[Python-ideas] __sort__ special member
Mark Adam
dreamingforward at gmail.com
Fri Jul 20 18:44:26 CEST 2012
On Fri, Jul 20, 2012 at 11:23 AM, Oleg Broytman <phd at phdru.name> wrote:
> On Fri, Jul 20, 2012 at 06:11:52PM +0200, David Townshend <
> aquavitae69 at gmail.com> wrote:
> > I was quite surprised to find that nobody seems to have suggested this
> > before, because it seems like an obvious idea. Basically, add a special
> > method __sort__ which, if specified, is used when sorted() is called. I
> can
> > think of two immediate use cases:
> >
> > 1. When an object wants sorted() to return something other than a list,
> > e.g. dict.__sort__ could return an OrderedDict.
> > 2. When there is a more efficient method of sorting a specific sequence.

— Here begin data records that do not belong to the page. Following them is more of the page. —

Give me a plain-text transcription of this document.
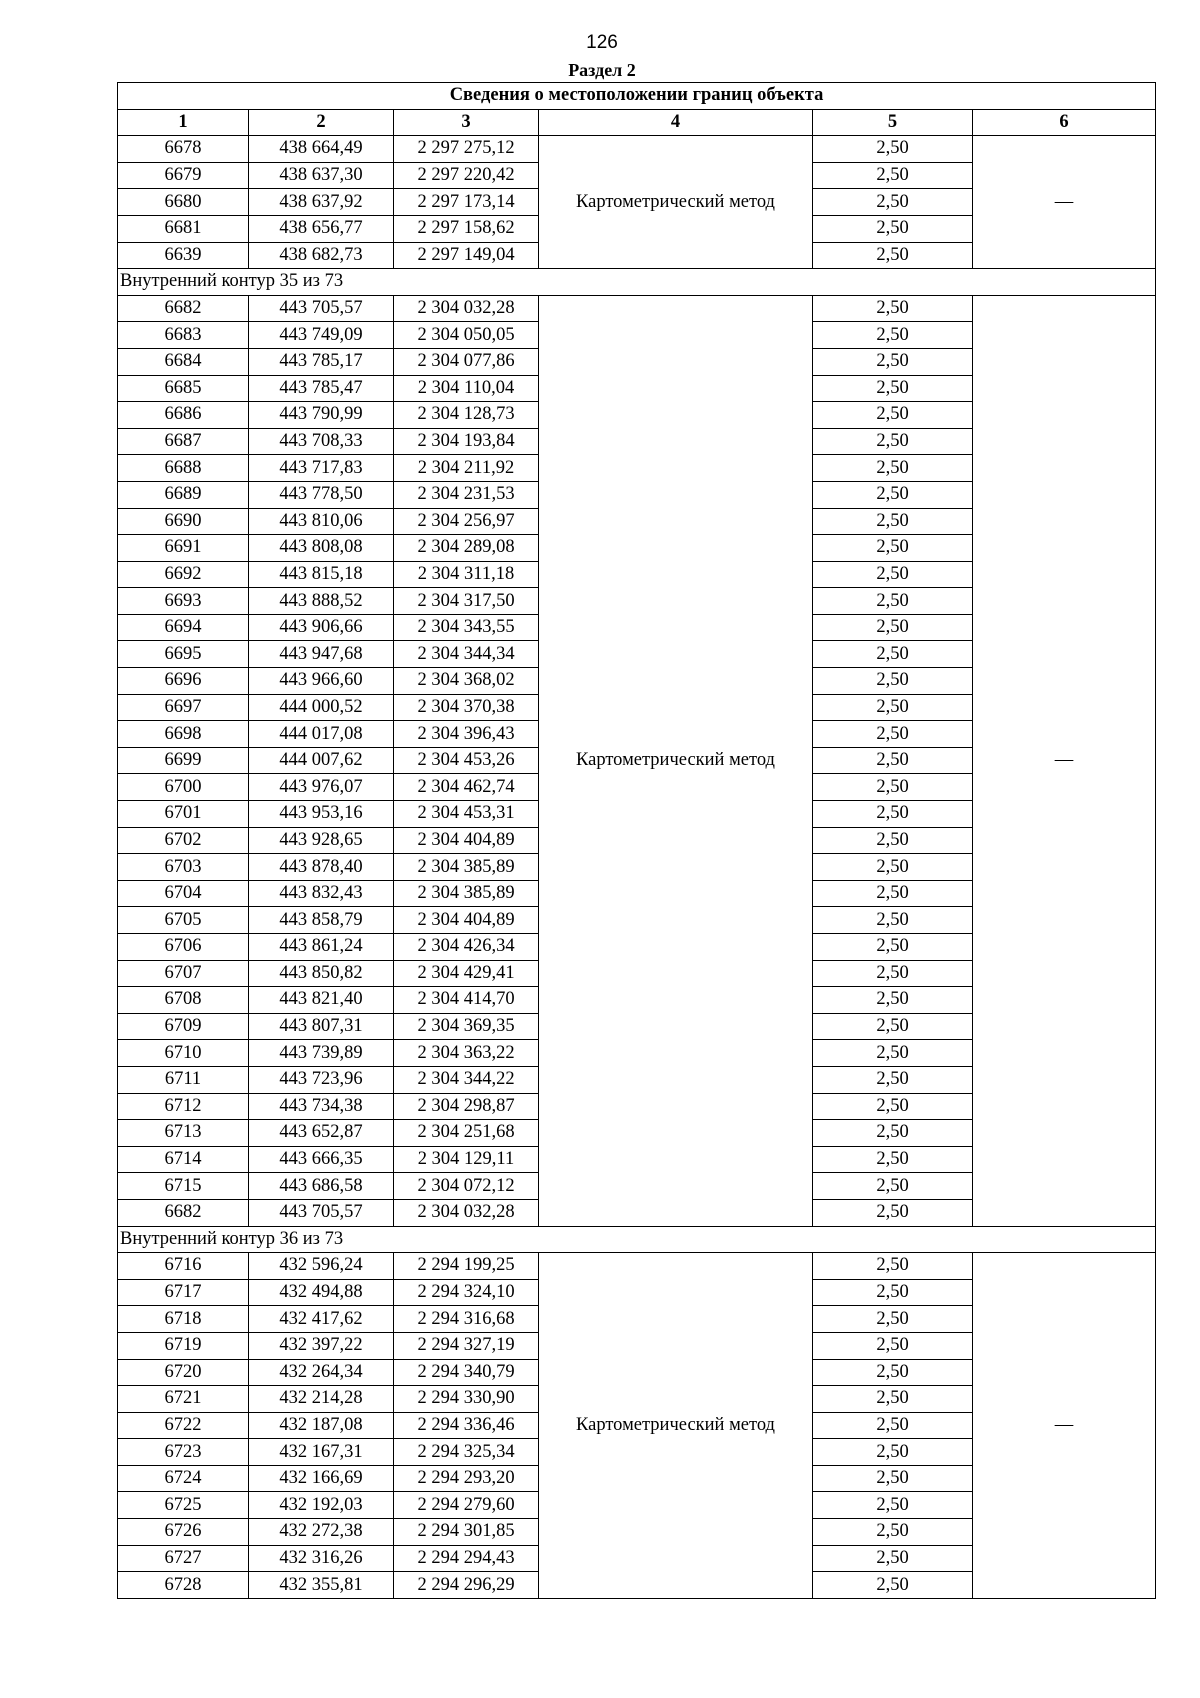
126
Раздел 2
Сведения о местоположении границ объекта					
1	2	3	4	5	6
6678	438 664,49	2 297 275,12	Картометрический метод	2,50	—
6679	438 637,30	2 297 220,42		2,50	
6680	438 637,92	2 297 173,14		2,50	
6681	438 656,77	2 297 158,62		2,50	
6639	438 682,73	2 297 149,04		2,50	
Внутренний контур 35 из 73					
6682	443 705,57	2 304 032,28	Картометрический метод	2,50	—
6683	443 749,09	2 304 050,05		2,50	
6684	443 785,17	2 304 077,86		2,50	
6685	443 785,47	2 304 110,04		2,50	
6686	443 790,99	2 304 128,73		2,50	
6687	443 708,33	2 304 193,84		2,50	
6688	443 717,83	2 304 211,92		2,50	
6689	443 778,50	2 304 231,53		2,50	
6690	443 810,06	2 304 256,97		2,50	
6691	443 808,08	2 304 289,08		2,50	
6692	443 815,18	2 304 311,18		2,50	
6693	443 888,52	2 304 317,50		2,50	
6694	443 906,66	2 304 343,55		2,50	
6695	443 947,68	2 304 344,34		2,50	
6696	443 966,60	2 304 368,02		2,50	
6697	444 000,52	2 304 370,38		2,50	
6698	444 017,08	2 304 396,43		2,50	
6699	444 007,62	2 304 453,26		2,50	
6700	443 976,07	2 304 462,74		2,50	
6701	443 953,16	2 304 453,31		2,50	
6702	443 928,65	2 304 404,89		2,50	
6703	443 878,40	2 304 385,89		2,50	
6704	443 832,43	2 304 385,89		2,50	
6705	443 858,79	2 304 404,89		2,50	
6706	443 861,24	2 304 426,34		2,50	
6707	443 850,82	2 304 429,41		2,50	
6708	443 821,40	2 304 414,70		2,50	
6709	443 807,31	2 304 369,35		2,50	
6710	443 739,89	2 304 363,22		2,50	
6711	443 723,96	2 304 344,22		2,50	
6712	443 734,38	2 304 298,87		2,50	
6713	443 652,87	2 304 251,68		2,50	
6714	443 666,35	2 304 129,11		2,50	
6715	443 686,58	2 304 072,12		2,50	
6682	443 705,57	2 304 032,28		2,50	
Внутренний контур 36 из 73					
6716	432 596,24	2 294 199,25	Картометрический метод	2,50	—
6717	432 494,88	2 294 324,10		2,50	
6718	432 417,62	2 294 316,68		2,50	
6719	432 397,22	2 294 327,19		2,50	
6720	432 264,34	2 294 340,79		2,50	
6721	432 214,28	2 294 330,90		2,50	
6722	432 187,08	2 294 336,46		2,50	
6723	432 167,31	2 294 325,34		2,50	
6724	432 166,69	2 294 293,20		2,50	
6725	432 192,03	2 294 279,60		2,50	
6726	432 272,38	2 294 301,85		2,50	
6727	432 316,26	2 294 294,43		2,50	
6728	432 355,81	2 294 296,29		2,50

> > E.g. sorting a range object should be trivial.
> >
> > Is there some obvious reason why nobody has suggested this before? Is it
> > worth pursuing?
>
> Because it's too application-specific?
>
> What are you talking about. This would solve the issue of ordering for
dicts that became contentious a few years ago. If people don't like the
arbitrary ordering, they can subclass it.